Hercus, buscando canalizar su energía y distraer su mente, se sumergió en otras tareas. Revisó de forma meticulosa los corrales de los animales, observando cada detalle y asegurándose de que estuvieran en óptimas condiciones. Fue el pozo por agua y con el yugo sobre el cuello, humedeció la tierra para crear barro y ellos se revolcaban con diversión. Armado con las herramientas necesarias, se aprestó a reparar las cercas que rodeaban los corrales. Cada clavo era impactado con el martillo con contundencia. Luego, su madre le mandó a la tienda a cambiar algunas cosas. Las calles estaban llenas de personas haciendo esto o aquello. Había profesiones variadas y cada uno se dedicaba a ganarse la vida como pudiera. Desde tabernas, juegos de dados, pequeños teatros, escribas plasmando letras y haciendo anuncios, bardos y poetas contando historias. Los niños jugaban de aquí para allá. Las mujeres ya no solo se limitaban a tareas domésticas o al telar. Su majestad había otorgado también libertad a las damas para que participaran y ejercieran cualquier trabajo que ellas dispusieran. Solo que algunos eran demasiado pesado y difíciles, hasta para un hombre, por lo que habían optado por actividades menos exigentes y desgastantes, en cierta medida. Había tiendas y carpas, donde exhibían sus productos, artículos o artesanías. Su vista siempre captada por las espadas, lanzas, arcos, escudos y flechas.

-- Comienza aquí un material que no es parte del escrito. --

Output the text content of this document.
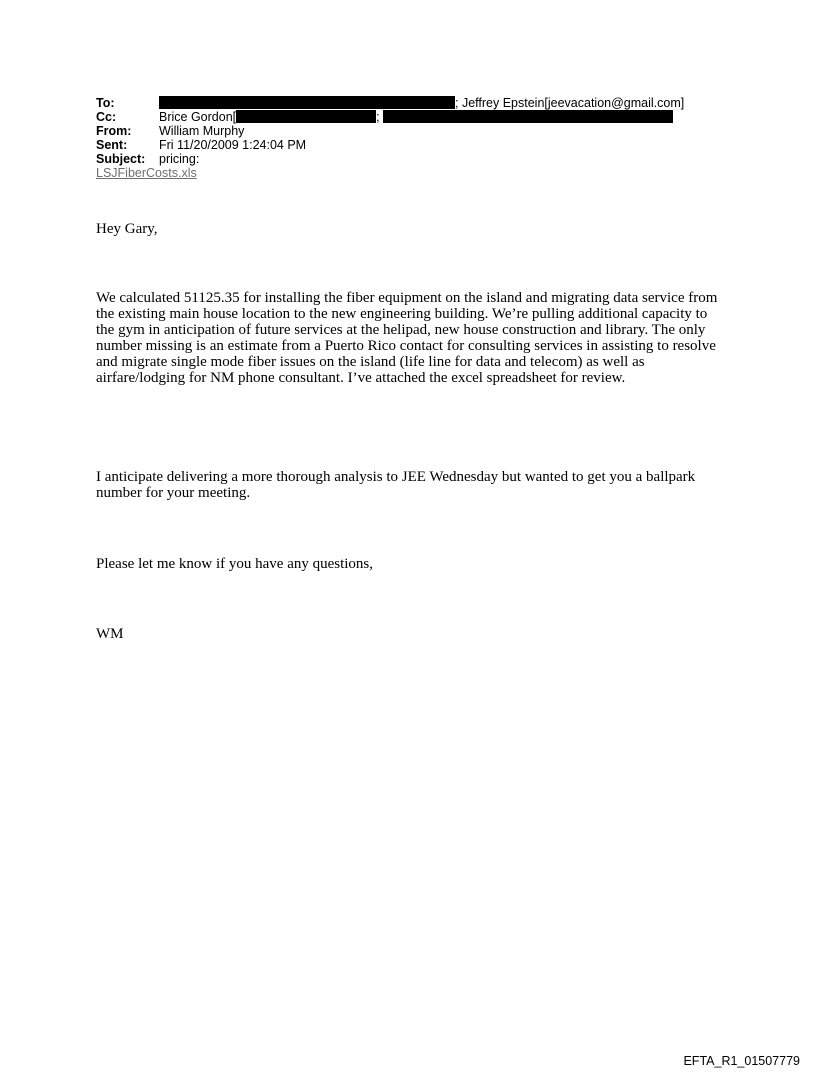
To:	; Jeffrey Epstein[jeevacation@gmail.com]
Cc:	Brice Gordon[	;
From: William Murphy
Sent:	Fri 11/20/2009 1:24:04 PM
Subject: pricing:
LSJFiberCosts.xls

Hey Gary,

We calculated 51125.35 for installing the fiber equipment on the island and migrating data service from the existing main house location to the new engineering building. We’re pulling additional capacity to the gym in anticipation of future services at the helipad, new house construction and library. The only number missing is an estimate from a Puerto Rico contact for consulting services in assisting to resolve and migrate single mode fiber issues on the island (life line for data and telecom) as well as airfare/lodging for NM phone consultant. I’ve attached the excel spreadsheet for review.

I anticipate delivering a more thorough analysis to JEE Wednesday but wanted to get you a ballpark number for your meeting.

Please let me know if you have any questions,

WM

EFTA_R1_01507779
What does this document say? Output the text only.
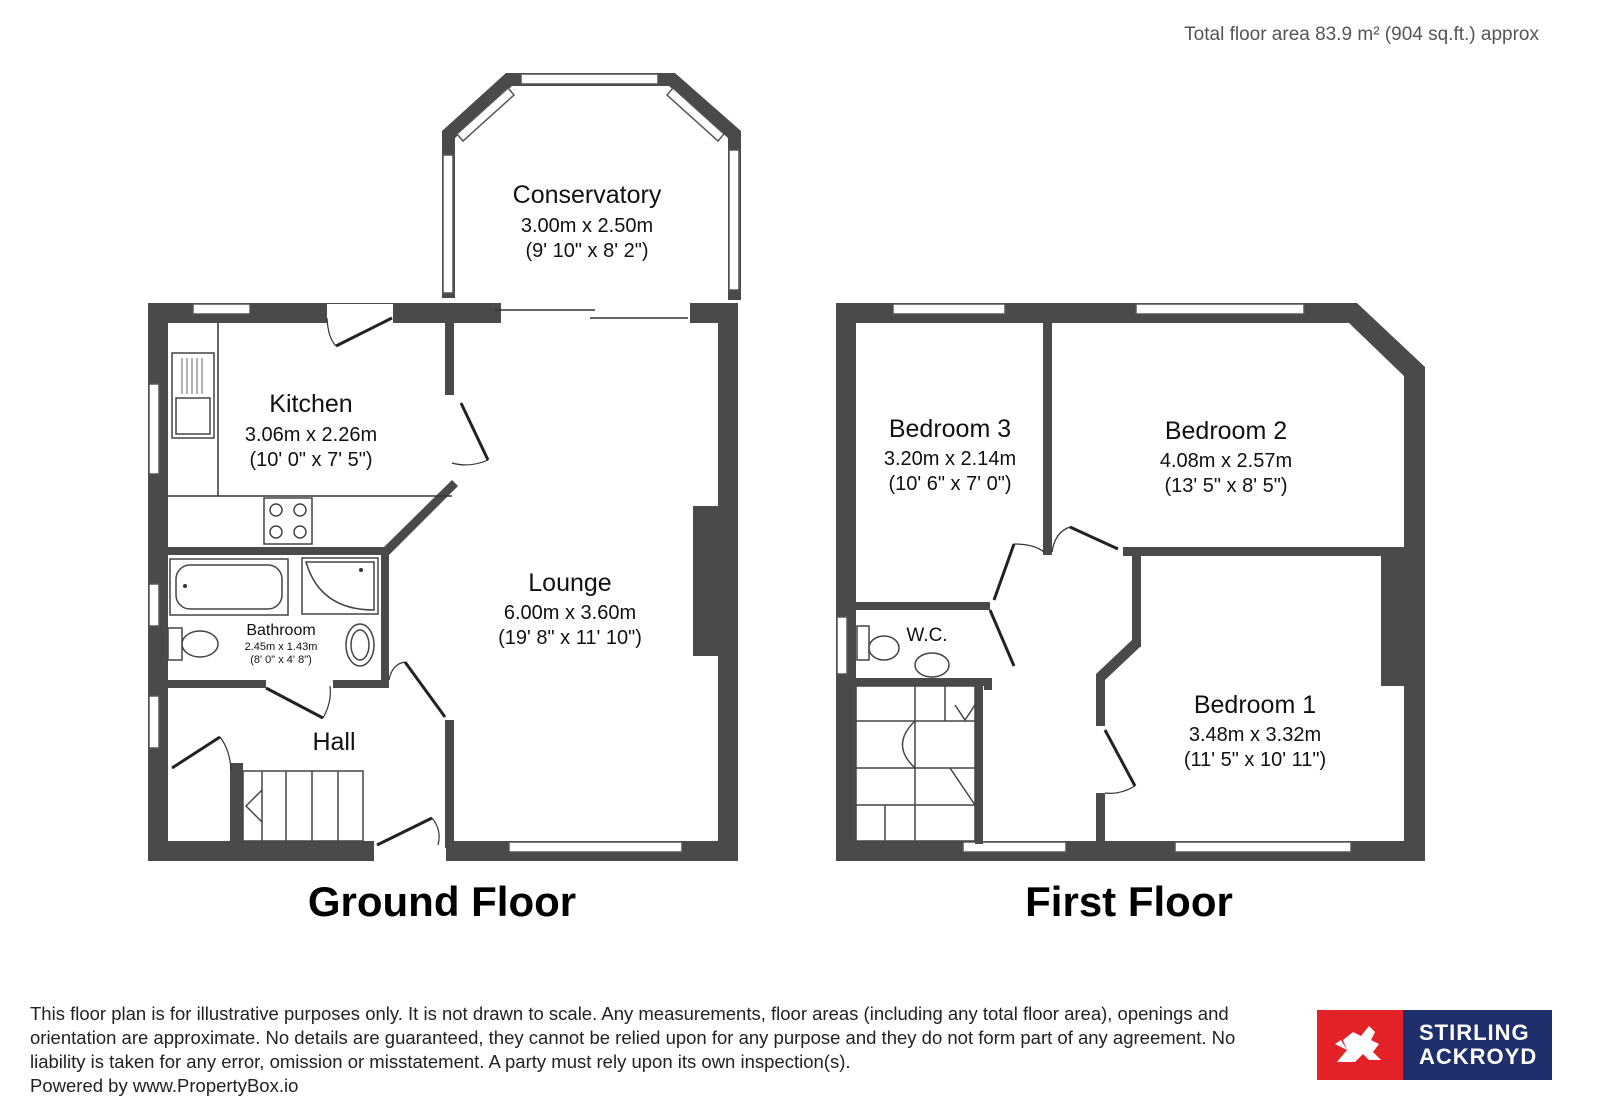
Total floor area 83.9 m² (904 sq.ft.) approx
Conservatory
3.00m x 2.50m
(9' 10" x 8' 2")
Kitchen
3.06m x 2.26m
(10' 0" x 7' 5")
Lounge
6.00m x 3.60m
(19' 8" x 11' 10")
Bathroom
2.45m x 1.43m
(8' 0" x 4' 8")
Hall
Ground Floor
Bedroom 3
3.20m x 2.14m
(10' 6" x 7' 0")
Bedroom 2
4.08m x 2.57m
(13' 5" x 8' 5")
Bedroom 1
3.48m x 3.32m
(11' 5" x 10' 11")
W.C.
First Floor
This floor plan is for illustrative purposes only. It is not drawn to scale. Any measurements, floor areas (including any total floor area), openings and orientation are approximate. No details are guaranteed, they cannot be relied upon for any purpose and they do not form part of any agreement. No liability is taken for any error, omission or misstatement. A party must rely upon its own inspection(s).
Powered by www.PropertyBox.io
STIRLING
ACKROYD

—Hercus —dijo el viejo herrero—. Cuanto tiempo sin verte muchacho.
Hercus alzó la vista al escuchar su nombre y se encontró con la figura del viejo herrero, que había salido de su taller hasta el mostrado de sus armas. Brastol era un hombre de aspecto robusto y manos curtidas por años de trabajo en el metal y el acero. Tenía un gorro café sobre la cabeza y vestía una tosca camisa de lino, desgastada y manchada de ceniza, y un delantal de cuero café que mostraba las señales de incontables horas de forja y martilleo El rostro del, surcado por arrugas profundas, contaba historias de días largos y noches trabajando en su fragua. A pesar de su edad avanzada, sus ojos aún brillaban con la chispa de la destreza y la pasión por su oficio. Su barba canosa y espesa caía en mechones desordenados sobre su pecho, testigo de la dedicación que había puesto en cada pieza que había dado forma a lo largo de los años. Venía de una larga línea de herreros que habían forjado las armas y las herramientas de Honor. Su habilidad trascendía las palabras; cada pieza que creaba llevaba consigo la esencia de su experiencia y conocimiento transmitido de generación en generación. A pesar de los cambios que habían llegado al reino del gobierno de la poderosa y tenebrosa reina, el herrero permanecía en Honor, siendo un nítido espectador de la guerra civil que había librado muchos años atrás, cuando su alteza real se había derrocado el rey Magnánimus Segundo Grandeur. Era un testamento viviente de la habilidad y la tenacidad que definían a su pueblo. Cuando se encontró con Hercus en las callejuelas de Honor, cuando era un niño que pasaba horas mirando y embelesad con las armas, tal como ahora. Esa bendita costumbre no se le había quitado, a pesar de que ya era un hombre formado y un guerrero sobresaliente.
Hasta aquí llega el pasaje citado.